Entre eles, estão a questão
da padronização de bancas,
estabelecimento de horários
para montagem e desmontagem
de barracas, limpeza
das ruas, etc.
De acordo com o titular da
pasta de Agricultura e Abastecimento,
Seiko Tokuhara, o
texto da regulamentação com
as propostas para as feiras livres
já foi escrito. O documento
teria sido enviado à Associação
dos Feirantes de Bauru
para discussão de eventuais
pontos de divergência. Posteriormente,
seria enviado à Câmara
Municipal.
O presidente da entidade, Moisés Bastos,
afirma que a categoria está estudando o assunto.
“Já fizemos uma reunião, mas tem pontos delicados,
temos de ver com calma”, argumenta.
O JC nos Bairros não teve
acesso ao texto da regulamentação.
O secretário
Tokuhara alegou que não gostaria
de divulgá-lo sem as alterações
propostas pelos feirantes.
A associação, por sua
vez, argumenta que ainda não
analisou todo o documento.
Em entrevistas com feirantes
nas ruas, a equipe de reportagem
constatou que muitas
das sugestões para, mudanças,
e melhorias partem inclusive
dos próprios feirantes.
Victor Fernandez, por
exemplo, vende ração para
animais em algumas feiras de
Bauru e faz críticas ao modelo
atual dos locais em que trabalha.
Ele defende a padronização
das barracas; a realização
de feiras em áreas institucionais
(não mais nas ruas); o
controle da saúde dos feirantes
por parte da prefeitura e
propostas para destinação do
lixo, entre outras coisas.
“Acho que as secretarias
teriam de trabalhar melhor
em função das feiras. Por
exemplo, colocar árvores nas
ruas, que não têm. A mercadoria
deteriora cedo com o calor”,
expõe.
O feirante cita também a
falta de sanitários públicos e
de local para que os clientes
estacionem seus veículos.
“Muita gente deixa de vir à
feira porque não tem onde estacionar”,
afirma Fernandez.
Já Sérgio Leite, que tem
uma barraca de pescados,
acredita que falta segurança
nas feiras. “Do jeito que está
a criminalidade, a feira tornase
um lugar muito exposto.
Tem momentos em que não
sabemos com quem estamos
lidando. Se tivesse um policiamento,
a feira seria melhor”,
avalia.
Para Edmarcos Aranha,
que vende verdura, o grande
problema é a limpeza. “Se cada
feirante limpasse a sua parte,
não teria problema.
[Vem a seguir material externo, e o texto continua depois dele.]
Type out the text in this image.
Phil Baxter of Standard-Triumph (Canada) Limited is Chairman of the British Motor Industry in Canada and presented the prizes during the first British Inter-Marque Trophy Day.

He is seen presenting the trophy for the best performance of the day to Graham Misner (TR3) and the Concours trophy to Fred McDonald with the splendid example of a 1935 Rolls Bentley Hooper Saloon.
Mas
tem alguns que vão embora
sem limpar”, diz.
Ele critica também a fiscalização
feita pela prefeitura.
“É fraca. Deveriam colocar
pessoas mais competentes para
fiscalizar a feira; 90% dos
fiscais deveriam ser trocados.
Eles entendem pouco de feira
e não ajudam”, enfatiza.
Outros feirantes, porém,
estão satisfeitos com a feira
como ela é hoje. “Eu adoro isso.
Sempre gostei de feira e
gosto de ser feirante. Adoro
trabalhar com o público”, afirma
Osvaldo Aparecido Colasso,
vendedor de legumes.
O feirante tem bom relacionamento
com os vizinhos.
“Eu procuro não fazer barulho.
Procuro fazer tudo certo
e nunca recebi reclamação de
morador”, orgulha-se.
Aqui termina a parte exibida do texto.